Highly sensitive people are naturally empathic. We not only understand how other people are feeling, we also feel those emotions ourselves. At times, it can be difficult to tell which feelings belong to you and which to someone else. We also tend to have a natural drive to help others and a genuine compassion for the well-being of other people. While these are all admirable traits, the effect of all this emotion is often exhaustion, confusion and sometimes depression. In our attempts to create a calmer world around us, however, we often end up focusing more on other people’s feelings and needs than our own, a common HSP tendency that can easily spiral out of control.

One of the strengths of HSPs is our intuition. We have instincts and gut feelings about people and how things work. Often mistaken for psychics, we simply pick up a lot of information around us and have the ability to put that information together in a way that brings greater understanding. Our understanding about emotions is another strength. We have a great capacity for feeling and for sympathising with the feelings of others.

What is less of a strength for HSPs, however, is coping with the external world. We are generally much more comfortable dealing with our own thoughts and feelings, our creativity and the world of our imagination and possibility. The concrete, practical world of reality can be a little more difficult for us to manage, partly because it can be so overwhelming.

When we are under stress, HSPs sometimes attempt to cope by attempting to calm the chaos of their external world. After all, it makes sense that if you are constantly absorbing the energy of people and situations around you, such as your boss’s demands, your partner’s anger and your child’s tantrums, you want to find a way to turn it off so that you can feel better. But trying to control your external world, including people, things, facts and details, often ends badly for sensitive people because it places your focus on others instead of yourself, which is the only thing you can really control. It also means you’re working with your weakest traits instead of playing to your strengths. Even though your natural empathy and compassion will often draw you towards helping other people and wanting to control your chaotic environment by managing the details, you are actually more likely to feel calmer and stronger when you focus on yourself under stress. Here’s how:

• Retreat. Highly sensitive people need quiet and solitude to recharge.

• Reflect. Most HSPs are better at understanding the big picture. Take a step back and look at where you are and why you are stressed instead of thinking too much about the details.

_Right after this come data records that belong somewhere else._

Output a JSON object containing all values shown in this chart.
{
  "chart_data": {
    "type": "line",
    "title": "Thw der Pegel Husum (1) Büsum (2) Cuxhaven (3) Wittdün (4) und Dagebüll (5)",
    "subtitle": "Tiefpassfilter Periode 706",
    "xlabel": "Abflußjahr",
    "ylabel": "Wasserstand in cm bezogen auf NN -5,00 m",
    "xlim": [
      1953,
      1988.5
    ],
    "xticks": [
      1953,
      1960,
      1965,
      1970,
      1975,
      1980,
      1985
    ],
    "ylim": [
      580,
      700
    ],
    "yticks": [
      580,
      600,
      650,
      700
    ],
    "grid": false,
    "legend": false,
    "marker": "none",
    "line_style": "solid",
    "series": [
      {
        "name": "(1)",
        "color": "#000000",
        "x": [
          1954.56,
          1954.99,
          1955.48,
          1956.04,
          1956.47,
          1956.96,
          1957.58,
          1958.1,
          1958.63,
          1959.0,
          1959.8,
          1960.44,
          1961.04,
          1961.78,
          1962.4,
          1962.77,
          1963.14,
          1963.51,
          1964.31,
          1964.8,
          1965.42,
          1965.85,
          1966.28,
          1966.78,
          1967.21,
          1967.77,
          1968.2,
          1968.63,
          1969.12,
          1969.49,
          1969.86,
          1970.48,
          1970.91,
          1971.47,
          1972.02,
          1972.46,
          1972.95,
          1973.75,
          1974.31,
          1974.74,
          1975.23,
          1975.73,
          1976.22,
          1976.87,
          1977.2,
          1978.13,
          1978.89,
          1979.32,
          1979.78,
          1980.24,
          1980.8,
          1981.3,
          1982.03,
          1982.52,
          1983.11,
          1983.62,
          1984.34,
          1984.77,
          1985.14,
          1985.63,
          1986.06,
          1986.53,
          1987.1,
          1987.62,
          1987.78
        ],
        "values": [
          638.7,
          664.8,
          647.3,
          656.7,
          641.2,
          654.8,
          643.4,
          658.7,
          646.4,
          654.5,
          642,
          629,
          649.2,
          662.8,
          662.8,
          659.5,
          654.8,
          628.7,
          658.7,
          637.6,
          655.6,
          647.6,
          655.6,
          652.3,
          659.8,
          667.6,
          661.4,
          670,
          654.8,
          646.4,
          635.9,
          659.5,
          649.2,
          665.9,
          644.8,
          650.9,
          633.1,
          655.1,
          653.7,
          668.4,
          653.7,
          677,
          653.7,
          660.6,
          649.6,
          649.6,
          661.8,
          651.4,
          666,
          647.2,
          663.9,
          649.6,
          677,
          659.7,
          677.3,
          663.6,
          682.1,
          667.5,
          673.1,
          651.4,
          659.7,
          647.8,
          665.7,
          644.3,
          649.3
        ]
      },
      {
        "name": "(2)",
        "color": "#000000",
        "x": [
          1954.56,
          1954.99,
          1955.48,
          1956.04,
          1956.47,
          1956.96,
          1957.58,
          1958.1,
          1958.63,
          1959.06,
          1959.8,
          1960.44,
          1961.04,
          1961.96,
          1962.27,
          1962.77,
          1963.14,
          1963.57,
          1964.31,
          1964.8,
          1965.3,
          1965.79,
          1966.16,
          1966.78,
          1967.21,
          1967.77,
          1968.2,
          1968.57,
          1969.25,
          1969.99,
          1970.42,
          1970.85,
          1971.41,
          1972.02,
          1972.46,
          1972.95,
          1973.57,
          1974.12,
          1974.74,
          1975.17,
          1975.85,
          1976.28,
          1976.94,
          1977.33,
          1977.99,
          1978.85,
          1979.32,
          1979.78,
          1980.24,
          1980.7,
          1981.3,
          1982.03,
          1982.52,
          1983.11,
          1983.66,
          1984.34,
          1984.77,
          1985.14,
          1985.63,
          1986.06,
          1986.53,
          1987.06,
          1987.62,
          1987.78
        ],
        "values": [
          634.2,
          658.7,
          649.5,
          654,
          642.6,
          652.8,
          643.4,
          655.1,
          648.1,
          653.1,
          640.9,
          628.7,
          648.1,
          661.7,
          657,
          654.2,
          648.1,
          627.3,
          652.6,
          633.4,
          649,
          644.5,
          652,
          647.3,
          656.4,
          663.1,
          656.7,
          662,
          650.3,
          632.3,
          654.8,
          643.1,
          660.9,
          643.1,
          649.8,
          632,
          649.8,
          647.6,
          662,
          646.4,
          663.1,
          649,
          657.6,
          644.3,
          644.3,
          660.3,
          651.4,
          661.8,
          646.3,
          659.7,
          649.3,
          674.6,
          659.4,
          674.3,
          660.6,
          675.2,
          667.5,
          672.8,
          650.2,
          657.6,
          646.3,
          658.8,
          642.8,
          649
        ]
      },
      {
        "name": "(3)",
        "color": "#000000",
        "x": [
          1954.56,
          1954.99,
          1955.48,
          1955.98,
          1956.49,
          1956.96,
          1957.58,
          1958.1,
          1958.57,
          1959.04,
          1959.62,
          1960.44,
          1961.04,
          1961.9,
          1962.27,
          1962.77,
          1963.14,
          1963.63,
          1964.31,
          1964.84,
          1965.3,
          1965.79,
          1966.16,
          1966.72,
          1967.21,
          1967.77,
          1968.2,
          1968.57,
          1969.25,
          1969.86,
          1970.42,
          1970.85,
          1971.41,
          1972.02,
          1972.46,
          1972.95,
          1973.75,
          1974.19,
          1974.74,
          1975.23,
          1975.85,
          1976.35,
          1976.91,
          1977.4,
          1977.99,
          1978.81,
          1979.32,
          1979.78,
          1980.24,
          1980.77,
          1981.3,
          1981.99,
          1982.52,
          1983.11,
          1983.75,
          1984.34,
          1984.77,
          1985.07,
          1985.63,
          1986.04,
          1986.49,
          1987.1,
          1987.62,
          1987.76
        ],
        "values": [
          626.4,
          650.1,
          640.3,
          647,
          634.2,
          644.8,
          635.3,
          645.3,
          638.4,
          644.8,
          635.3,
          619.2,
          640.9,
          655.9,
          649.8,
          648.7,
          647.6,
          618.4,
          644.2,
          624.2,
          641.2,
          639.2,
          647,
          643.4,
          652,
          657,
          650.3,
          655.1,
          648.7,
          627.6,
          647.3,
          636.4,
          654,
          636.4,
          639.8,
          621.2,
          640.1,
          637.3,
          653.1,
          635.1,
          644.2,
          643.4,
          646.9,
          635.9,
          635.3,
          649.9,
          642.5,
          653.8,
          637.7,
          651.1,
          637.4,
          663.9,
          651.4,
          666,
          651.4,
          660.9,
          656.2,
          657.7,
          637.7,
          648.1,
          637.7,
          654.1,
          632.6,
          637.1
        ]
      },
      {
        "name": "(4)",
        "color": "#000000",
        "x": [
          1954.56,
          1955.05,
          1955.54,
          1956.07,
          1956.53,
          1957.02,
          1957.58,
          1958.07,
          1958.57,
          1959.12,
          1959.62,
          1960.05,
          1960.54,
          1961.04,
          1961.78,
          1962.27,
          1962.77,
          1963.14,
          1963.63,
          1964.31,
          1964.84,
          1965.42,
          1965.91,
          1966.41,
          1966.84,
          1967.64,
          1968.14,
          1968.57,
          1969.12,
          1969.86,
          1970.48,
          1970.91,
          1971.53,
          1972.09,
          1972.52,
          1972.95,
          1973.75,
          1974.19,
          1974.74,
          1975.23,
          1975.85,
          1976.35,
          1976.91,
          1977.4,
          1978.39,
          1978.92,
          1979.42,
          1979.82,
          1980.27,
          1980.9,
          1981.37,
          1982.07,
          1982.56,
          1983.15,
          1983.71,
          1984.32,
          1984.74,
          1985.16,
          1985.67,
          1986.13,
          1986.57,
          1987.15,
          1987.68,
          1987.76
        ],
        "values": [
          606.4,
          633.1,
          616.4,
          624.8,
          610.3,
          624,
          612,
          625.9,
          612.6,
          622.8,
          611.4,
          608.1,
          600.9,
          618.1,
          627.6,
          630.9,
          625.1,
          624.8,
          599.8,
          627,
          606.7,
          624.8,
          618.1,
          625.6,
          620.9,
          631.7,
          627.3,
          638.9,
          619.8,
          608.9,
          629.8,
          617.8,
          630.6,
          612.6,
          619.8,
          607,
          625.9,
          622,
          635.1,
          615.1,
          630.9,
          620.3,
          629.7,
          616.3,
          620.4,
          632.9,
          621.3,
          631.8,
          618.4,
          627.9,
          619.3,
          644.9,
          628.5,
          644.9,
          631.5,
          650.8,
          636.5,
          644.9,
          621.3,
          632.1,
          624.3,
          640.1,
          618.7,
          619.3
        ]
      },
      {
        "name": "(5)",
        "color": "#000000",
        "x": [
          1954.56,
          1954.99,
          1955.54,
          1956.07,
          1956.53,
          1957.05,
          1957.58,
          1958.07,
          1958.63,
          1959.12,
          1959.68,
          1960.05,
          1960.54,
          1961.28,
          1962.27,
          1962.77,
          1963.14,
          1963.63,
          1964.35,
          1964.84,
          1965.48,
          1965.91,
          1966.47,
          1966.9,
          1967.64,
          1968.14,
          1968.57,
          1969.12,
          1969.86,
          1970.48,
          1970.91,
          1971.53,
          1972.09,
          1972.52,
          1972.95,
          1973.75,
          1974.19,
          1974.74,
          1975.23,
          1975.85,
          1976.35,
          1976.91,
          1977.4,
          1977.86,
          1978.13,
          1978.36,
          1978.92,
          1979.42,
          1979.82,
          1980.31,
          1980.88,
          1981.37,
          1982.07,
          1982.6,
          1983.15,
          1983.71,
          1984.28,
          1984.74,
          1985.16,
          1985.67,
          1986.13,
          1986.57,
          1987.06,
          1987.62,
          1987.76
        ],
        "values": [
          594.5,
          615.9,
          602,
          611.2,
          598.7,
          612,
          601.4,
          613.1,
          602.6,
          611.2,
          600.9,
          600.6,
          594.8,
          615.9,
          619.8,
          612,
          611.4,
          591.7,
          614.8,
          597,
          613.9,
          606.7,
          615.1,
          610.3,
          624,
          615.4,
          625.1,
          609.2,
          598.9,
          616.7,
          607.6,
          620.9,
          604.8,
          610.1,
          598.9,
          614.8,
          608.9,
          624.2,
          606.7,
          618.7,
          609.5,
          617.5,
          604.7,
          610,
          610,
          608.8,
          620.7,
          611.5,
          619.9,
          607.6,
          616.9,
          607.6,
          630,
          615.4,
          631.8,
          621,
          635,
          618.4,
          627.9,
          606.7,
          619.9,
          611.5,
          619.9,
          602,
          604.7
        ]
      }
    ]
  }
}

• Focus. Instead of trying to solve everyone else’s problems, let them sort it out themselves and use that energy to nurture yourself instead.

• Surrender. Give up trying to manage the chaos around you. Let it go.

• Create. Relieve your stress by doing what you do best, using your intuitive, emotional, creative mind to develop something beautiful. Create the calm you need by taking the time, space and quiet you need to flourish.

Managing the world we live in often seems like the best way to gain a sense of order in our lives, especially when we are stressed. But stress can also create a feeling of panic and desperation that makes us try even harder to control the world around us, leaving us feeling more frazzled and frantic than ever before. Acknowledge your empathic nature, but save a little care for yourself. Sometimes the most calming thing you can do under stress is to do nothing but breathe.